On Hellman's tradeoff:
"A single matrix cannot efficiently cover
all the $N$ points,
(in particular, the only way we can cover
the approximately $N/e$ leaves
of a random directed graph is to choose them
as starting points). As we
add more rows to the matrix, we reach a situation
in which we start to
re-cover points which are already covered,
which makes the coverage
increasingly wasteful. To find this critical
value of $m$, assume
that the first $m$ paths are all disjoint,
but the next path
has a common point with one of the previous
paths.

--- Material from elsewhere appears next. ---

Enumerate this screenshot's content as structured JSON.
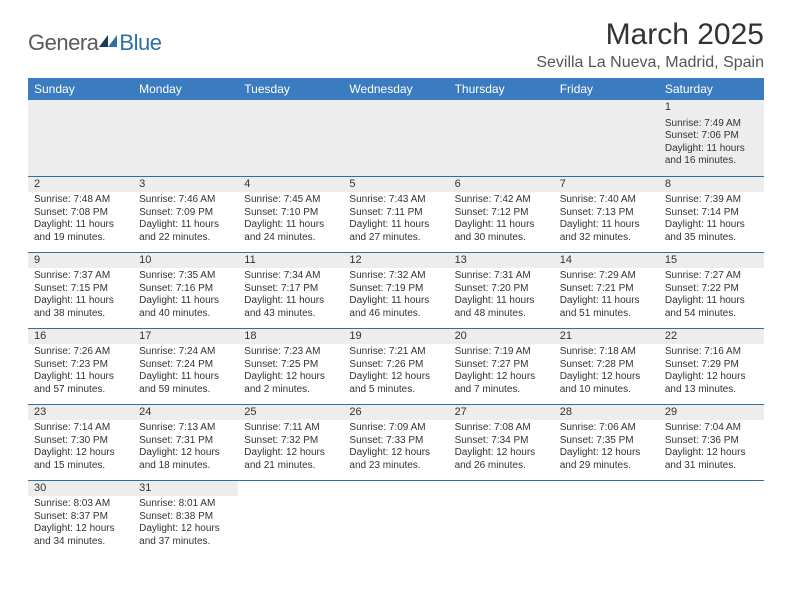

The first $m$ paths
contain exactly $mt$ distinct points (since
they are assumed to have
no repetitions), and the additional path
is likely to contain exactly
$t$ distinct points (assuming that $t$ is
less than $\sqrt N$).
By the birthday paradox, the two sets are
likely to be disjoint
as long as $t \cdot mt \leq N$, and thus
we choose $m$ and $t$
which satisfy the relation $mt^2=N$, which
we call
{\bf the matrix stopping rule}."
Problem 3
Please ignore the initial permutation
(IP) of DES. In question (b)
assume that bits are numbered 1..64
from left to right, so that
the zero bit (bit 64) is entering
the F-function of the first round.
Problem 5
I have added Part II to this exercise
for additional points.
Both Part I and II can be solved
with about 2^{16} queries and steps.